Steeds meer mensen zullen in de toekomst werken met informatie. Dagelijks zullen zij zich door enorme hoeveelheden aan informatie heen worstelen. Iedere dag weer hetzelfde kunstje herhalen. Eentonigheid troef dus. Wat is de invloed van al deze informatie op ons geheugen?

Marshall McLuhan zei in het elektronische tijdperk al dat technologie iets toevoegt en tegelijkertijd iets afneemt:

“All media are extensions of some human faculty. Mental or physical. The wheel is an extension of the foot. Book is an extension of the eye. Clothing is an extension of the skin. Electric circuitry is an extension of the central nervous system. The extension of anyone’s sense, displaces the other senses and alters the way we think. The way we see the world and ourselves. When these changes are made, men change.”

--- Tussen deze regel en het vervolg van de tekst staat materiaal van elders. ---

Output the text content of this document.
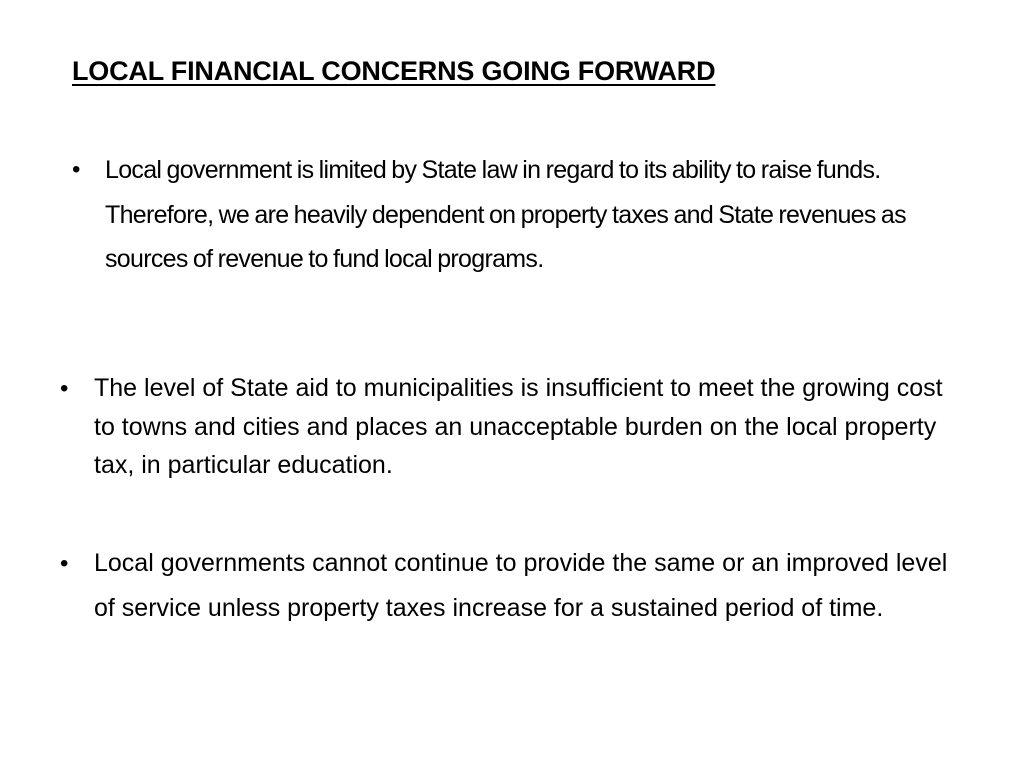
LOCAL FINANCIAL CONCERNS GOING FORWARD
• Local government is limited by State law in regard to its ability to raise funds. Therefore, we are heavily dependent on property taxes and State revenues as sources of revenue to fund local programs.
•	The level of State aid to municipalities is insufficient to meet the growing cost to towns and cities and places an unacceptable burden on the local property tax, in particular education.
•	Local governments cannot continue to provide the same or an improved level of service unless property taxes increase for a sustained period of time.
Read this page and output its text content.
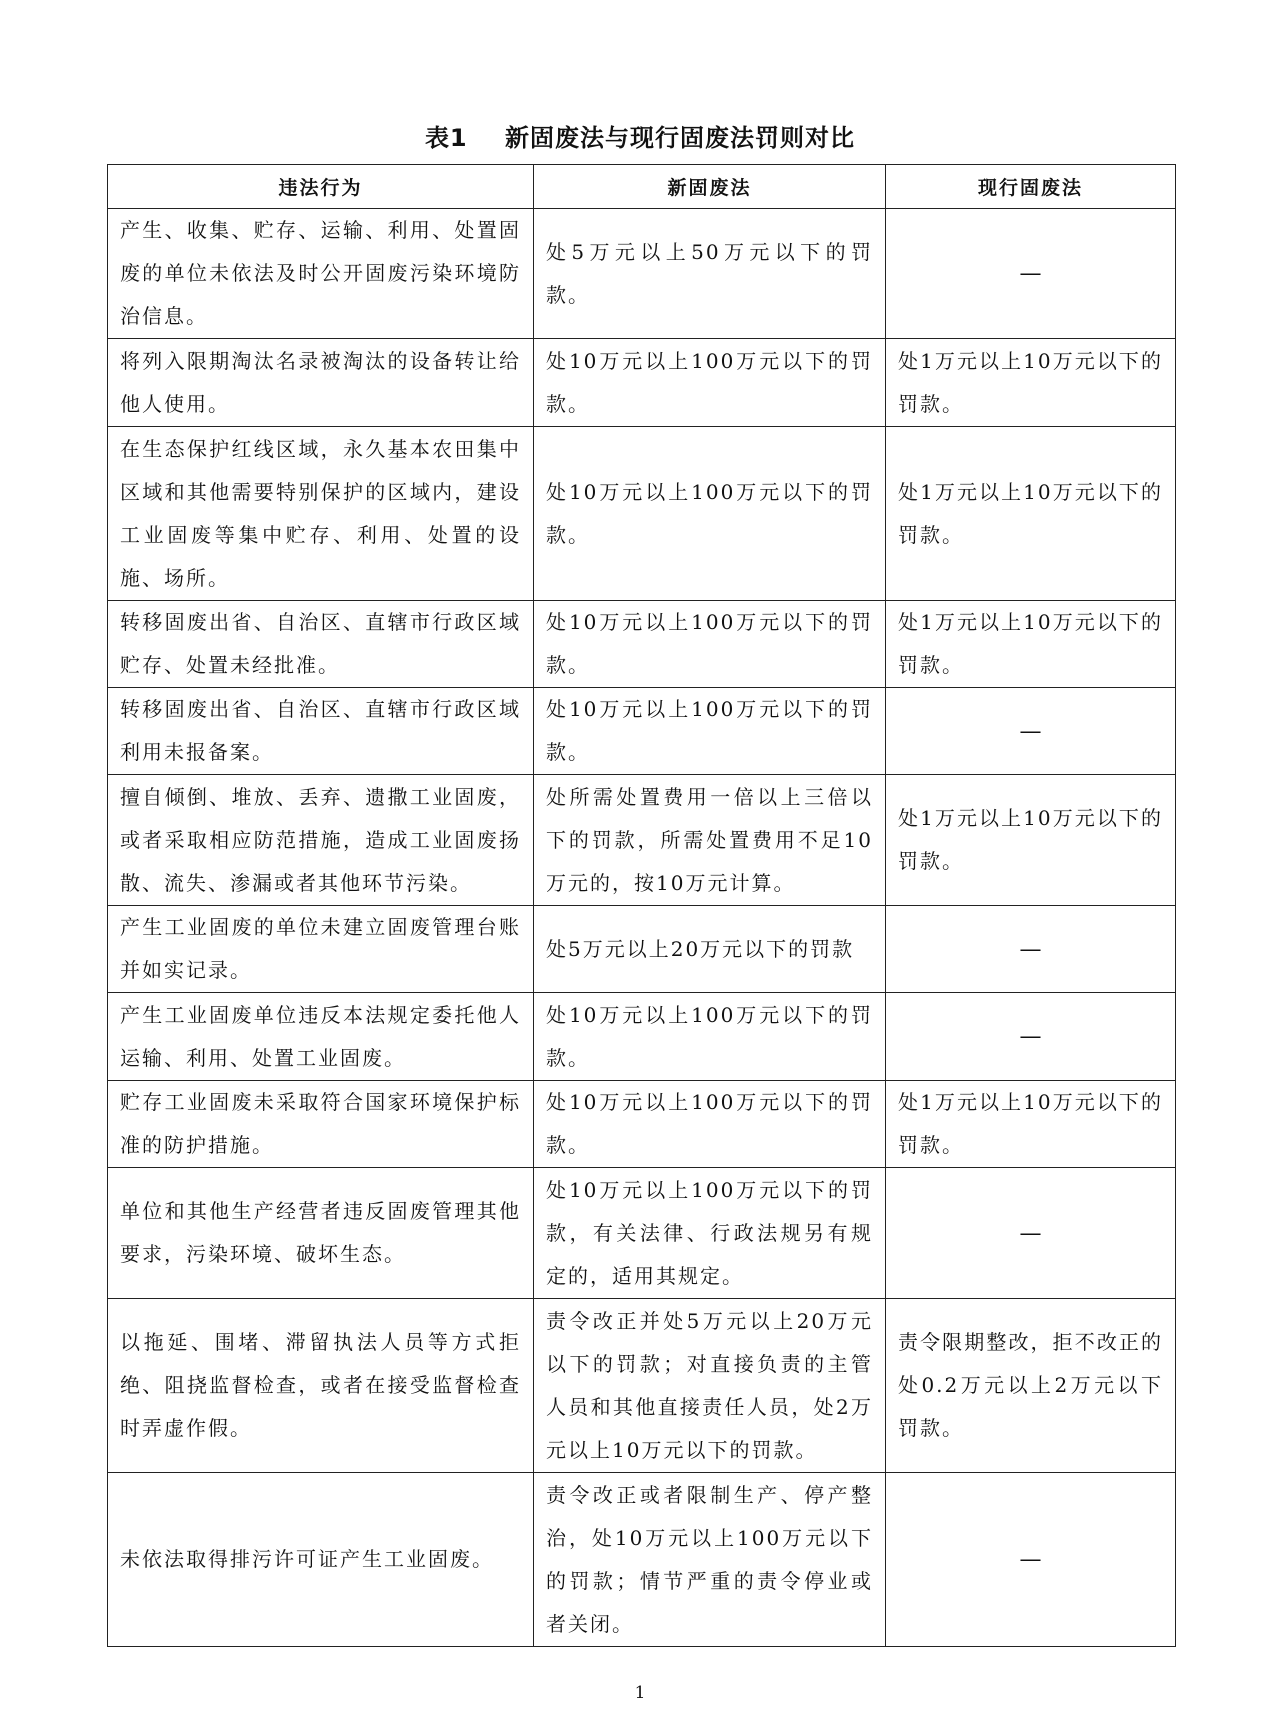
表1    新固废法与现行固废法罚则对比
违法行为	新固废法	现行固废法
产生、收集、贮存、运输、利用、处置固废的单位未依法及时公开固废污染环境防治信息。	处5万元以上50万元以下的罚款。	—
将列入限期淘汰名录被淘汰的设备转让给他人使用。	处10万元以上100万元以下的罚款。	处1万元以上10万元以下的罚款。
在生态保护红线区域，永久基本农田集中区域和其他需要特别保护的区域内，建设工业固废等集中贮存、利用、处置的设施、场所。	处10万元以上100万元以下的罚款。	处1万元以上10万元以下的罚款。
转移固废出省、自治区、直辖市行政区域贮存、处置未经批准。	处10万元以上100万元以下的罚款。	处1万元以上10万元以下的罚款。
转移固废出省、自治区、直辖市行政区域利用未报备案。	处10万元以上100万元以下的罚款。	—
擅自倾倒、堆放、丢弃、遗撒工业固废，或者采取相应防范措施，造成工业固废扬散、流失、渗漏或者其他环节污染。	处所需处置费用一倍以上三倍以下的罚款，所需处置费用不足10万元的，按10万元计算。	处1万元以上10万元以下的罚款。
产生工业固废的单位未建立固废管理台账并如实记录。	处5万元以上20万元以下的罚款	—
产生工业固废单位违反本法规定委托他人运输、利用、处置工业固废。	处10万元以上100万元以下的罚款。	—
贮存工业固废未采取符合国家环境保护标准的防护措施。	处10万元以上100万元以下的罚款。	处1万元以上10万元以下的罚款。
单位和其他生产经营者违反固废管理其他要求，污染环境、破坏生态。	处10万元以上100万元以下的罚款，有关法律、行政法规另有规定的，适用其规定。	—
以拖延、围堵、滞留执法人员等方式拒绝、阻挠监督检查，或者在接受监督检查时弄虚作假。	责令改正并处5万元以上20万元以下的罚款；对直接负责的主管人员和其他直接责任人员，处2万元以上10万元以下的罚款。	责令限期整改，拒不改正的处0.2万元以上2万元以下罚款。
未依法取得排污许可证产生工业固废。	责令改正或者限制生产、停产整治，处10万元以上100万元以下的罚款；情节严重的责令停业或者关闭。	—
1
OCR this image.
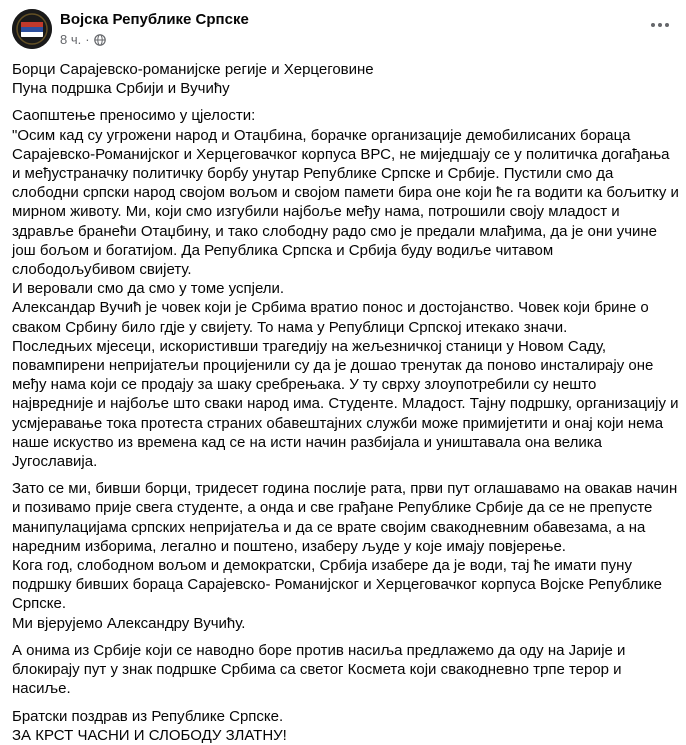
Војска Републике Српске
8 ч. ·

Борци Сарајевско-романијске регије и Херцеговине
Пуна подршка Србији и Вучићу

Саопштење преносимо у цјелости:
"Осим кад су угрожени народ и Отаџбина, борачке организације демобилисаних бораца Сарајевско-Романијског и Херцеговачког корпуса ВРС, не миједшају се у политичка догађања и међустраначку политичку борбу унутар Републике Српске и Србије. Пустили смо да слободни српски народ својом вољом и својом памети бира оне који ће га водити ка бољитку и мирном животу. Ми, који смо изгубили најбоље међу нама, потрошили своју младост и здравље бранећи Отаџбину, и тако слободну радо смо је предали млађима, да је они учине још бољом и богатијом. Да Република Српска и Србија буду водиље читавом слободољубивом свијету.
И веровали смо да смо у томе успјели.
Александар Вучић је човек који је Србима вратио понос и достојанство. Човек који брине о сваком Србину било гдје у свијету. То нама у Републици Српској итекако значи.
Последњих мјесеци, искористивши трагедију на жељезничкој станици у Новом Саду, повампирени непријатељи процијенили су да је дошао тренутак да поново инсталирају оне међу нама који се продају за шаку сребрењака. У ту сврху злоупотребили су нешто највредније и најбоље што сваки народ има. Студенте. Младост. Тајну подршку, организацију и усмјеравање тока протеста страних обавештајних служби може примијетити и онај који нема наше искуство из времена кад се на исти начин разбијала и уништавала она велика Југославија.

Зато се ми, бивши борци, тридесет година послије рата, први пут оглашавамо на овакав начин и позивамо прије свега студенте, а онда и све грађане Републике Србије да се не препусте манипулацијама српских непријатеља и да се врате својим свакодневним обавезама, а на наредним изборима, легално и поштено, изаберу људе у које имају повјерење.
Кога год, слободном вољом и демократски, Србија изабере да је води, тај ће имати пуну подршку бивших бораца Сарајевско- Романијског и Херцеговачког корпуса Војске Републике Српске.
Ми вјерујемо Александру Вучићу.

А онима из Србије који се наводно боре против насиља предлажемо да оду на Јарије и блокирају пут у знак подршке Србима са светог Космета који свакодневно трпе терор и насиље.

Братски поздрав из Републике Српске.
ЗА КРСТ ЧАСНИ И СЛОБОДУ ЗЛАТНУ!
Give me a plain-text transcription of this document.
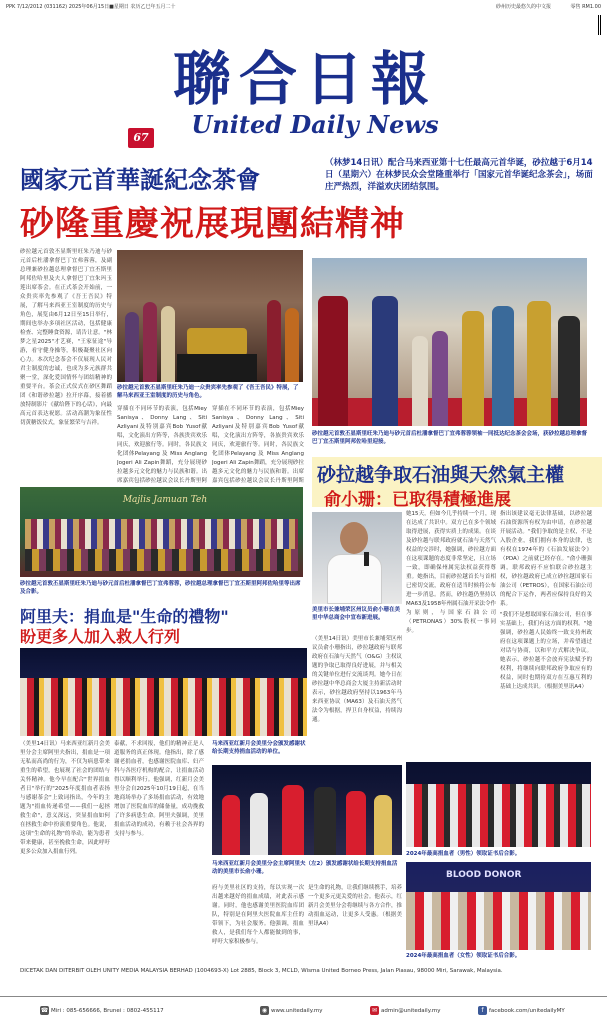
PPK 7/12/2012 (031162) 2025年06月15日■星期日 农历乙巳年五月二十	砂州历史最悠久的中文报	零售 RM1.00
聯合日報
United Daily News
67
國家元首華誕紀念茶會
（林梦14日讯）配合马来西亚第十七任最高元首华诞，砂拉越于6月14日（星期六）在林梦民众会堂隆重举行「国家元首华诞纪念茶会」，场面庄严热烈，洋溢欢庆团结氛围。
砂隆重慶祝展現團結精神

砂拉越元首敦丕显斯里旺朱乃迪与砂元首后杜潘拿督巴丁宜弗蓉蓉，及副总理兼砂拉越总理拿督巴丁宜丕斯里阿邦佐哈里及夫人拿督巴丁宜朱玛玉莲出席茶会。在正式茶会开始前，一众贵宾率先参观了《吾王吾民》特展，了解马来西亚王室制度的历史与角色，展览由6月12日至15日举行，期间也举办多项社区活动，包括健康检查、完整睡食资源，请告让意。"林梦之星2025"才艺赛，"王家征途"导游，看守健身操等，积极凝聚社区向心力。本次纪念茶会不仅展现人民对君主制度的忠诚，也成为多元族群共聚一堂，深化爱国情怀与团结精神的重要平台。茶会正式仪式在砂区舞蹈团《和谐砂拉越》拉开序幕，接着播放特制影片《献给陛下的心话》，向最高元首表达祝愿。活动高潮为象征性切黄糖饭仪式，象征繁荣与吉祥。

砂拉越元首敦丕显斯里旺朱乃迪一众贵宾率先参观了《吾王吾民》特展，了解马来西亚王室制度的历史与角色。
砂拉越元首敦丕显斯里旺朱乃迪与砂元首后杜潘拿督巴丁宜弗蓉蓉领袖一同抵达纪念茶会会场，获砂拉越总理拿督巴丁宜丕斯里阿邦佐哈里迎接。

穿插在不同环节的表演，包括Miey Sanisya、Donny Lang、Siti Azliyani及特别嘉宾Bob Yusof献唱，文化演出方阵等，各族贵宾欢乐同庆，欢迎旅行等。同时，各民族文化团体Pelayang 及 Miss Anglang Jogeri Ali Zapin舞蹈，充分展现砂拉越多元文化的魅力与民族和谐。出席嘉宾包括砂拉越议会议长丹斯里阿

穿插在不同环节的表演，包括Miey Sanisya、Donny Lang、Siti Azliyani及特别嘉宾Bob Yusof献唱，文化演出方阵等，各族贵宾欢乐同庆，欢迎旅行等。同时，各民族文化团体Pelayang 及 Miss Anglang Jogeri Ali Zapin舞蹈，充分展现砂拉越多元文化的魅力与民族和谐。出席嘉宾包括砂拉越议会议长丹斯里阿斯

Majlis Jamuan Teh
砂拉越元首敦丕显斯里旺朱乃迪与砂元首后杜潘拿督巴丁宜弗蓉蓉，砂拉越总理拿督巴丁宜丕斯里阿邦佐哈里等出席及合影。
砂拉越争取石油與天然氣主權
俞小珊：已取得積極進展
美里市长兼埔荣区州议员俞小珊在美里中华总商会中宣布新进展。

（美里14日讯）美里市长兼埔荣区州议员俞小珊指出，砂拉越政府与联邦政府在石油与天然气（O&G）主权议题的争取已取得良好进展，并与相关的关键单位进行交流谈判。她今日在砂拉越中华总商会大厦主持新活动时表示，砂拉越政府坚持以1963年马来西亚协议（MA63）及石油天然气法令为根据，捍卫自身权益，持续沟通。

她15天，但如今几乎持续一个月，现在达成了共识中。双方已在多个领域取得进展，获得实质上的成果。在谈及砂拉越与联邦政府就石油与天然气权益的交涉时，她强调，砂拉越方面在这项课题的态度非常坚定，且立场一致，即确保州属宪法权益获得尊重。她指出，目前砂拉越首长与首相已密切交流，政府在适当时候将公布进一步消息。然而，砂拉越仍坚持以MA63及1958年州属石油开采法令作为原则，与国家石油公司（PETRONAS）30%股权一事同步。

指出该建议毫无法律基础，以砂拉越石油资源所有权为由申请，在砂拉越开展活动。"我们争取的是主权，不是入股企业，我们拥有本身的法律，也有权在1974年的《石油发展法令》（PDA）之前就已经存在。"俞小珊强调，联邦政府不应怕联合砂拉越主权，砂拉越政府已成立砂拉越国家石油公司（PETROS），在国家石油公司的配合下运作，两者应保持良好的关系。

"我们不是想取国家石油公司，但在事实基础上，我们有这方面的权利。"她强调，砂拉越人民始终一致支持州政府在这项课题上的立场，并希望通过对话与协商，以和平方式解决争议。她表示，砂拉越不会放弃宪法赋予的权利，将继续向联邦政府争取应有的权益，同时也期待双方在互惠互利的基础上达成共识。（根据美里讯A4）

阿里夫：捐血是"生命的禮物"
盼更多人加入救人行列

（美里14日讯）马来西亚红新月会美里分会主席阿里夫指出，捐血是一项无私而高尚的行为，不仅为病患带来重生的希望，也展现了社会的团结与关怀精神。他今早在配合"世界捐血者日"举行的"2025年度捐血者表扬与感谢茶会"上致词指出，今年的主题为"捐血传递希望——我们一起拯救生命"，意义深远，突显捐血如何在拯救生命中扮演重要角色。他说，这项"生命的礼物"的举动，能为患者带来健康，甚至挽救生命，因此呼吁更多公众加入捐血行列。

泰献，不求回报，他们的精神正是人道服务的真正体现。他指出，除了感谢老捐血者，也感谢医院血库、妇产科与各医疗机构的配合，让捐血活动得以顺利举行。他强调，红新月会美里分会自2025年10月19日起，在当地商场举办了多场捐血活动，有效地增加了医院血库的储备量，成功挽救了许多病患生命。阿里夫强调，美里捐血活动的成功，有赖于社会各界的支持与参与。

马来西亚红新月会美里分会颁发感谢状给长期支持捐血活动的单位。
马来西亚红新月会美里分会主席阿里夫（左2）颁发感谢状给长期支持捐血活动的美里市长俞小珊。

府与美里社区的支持，每以实现一次出越来越好的捐血成绩，对此表示感谢。同时，他也感谢美里医院血库团队，特别是在阿里夫医院血库主任的带领下，为社会服务。他强调，捐血救人，是我们每个人都能做到的事，呼吁大家积极参与。

是生命的礼物，让我们继续携手，培养一个更多元更关爱的社会。他表示，红新月会美里分会将继续与各方合作，推动捐血运动，让更多人受惠。（根据美里讯A4）

2024年最高捐血者（男性）领取证书后合影。
BLOOD DONOR
2024年最高捐血者（女性）领取证书后合影。
DICETAK DAN DITERBIT OLEH UNITY MEDIA MALAYSIA BERHAD (1004693-X) Lot 2885, Block 3, MCLD, Wisma United Borneo Press, Jalan Piasau, 98000 Miri, Sarawak, Malaysia.
☎ Miri : 085-656666, Brunei : 0802-455117	◉ www.unitedaily.my	✉ admin@unitedaily.my	f facebook.com/unitedailyMY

Informatietechnologie voegt dus ook iets toe. We worden beter in het herkennen van patronen in de enorme overvloed aan informatie. Aan de andere kant neemt het ook iets af. Door ons voortdurend om te wentelen in de wereld van informatie, hetzelfde kunstje te herhalen, voegen we geen nieuwe indrukken toe aan ons geheugen.

Het geheugen van de mens kun worden opgedeeld in een drietal verschillende soorten geheugen: het sensorische geheugen (een verlenging van de zintuigen), het kortetermijn- en het langetermijngeheugen. In het langetermijngeheugen worden de herinneringen van een persoon voor langere tijd opgeslagen. Op het internet klik je voortdurend van link naar link, we scannen het web, uit onderzoek blijkt dat we hier voornamelijk het kortetermijngeheugen voor gebruiken.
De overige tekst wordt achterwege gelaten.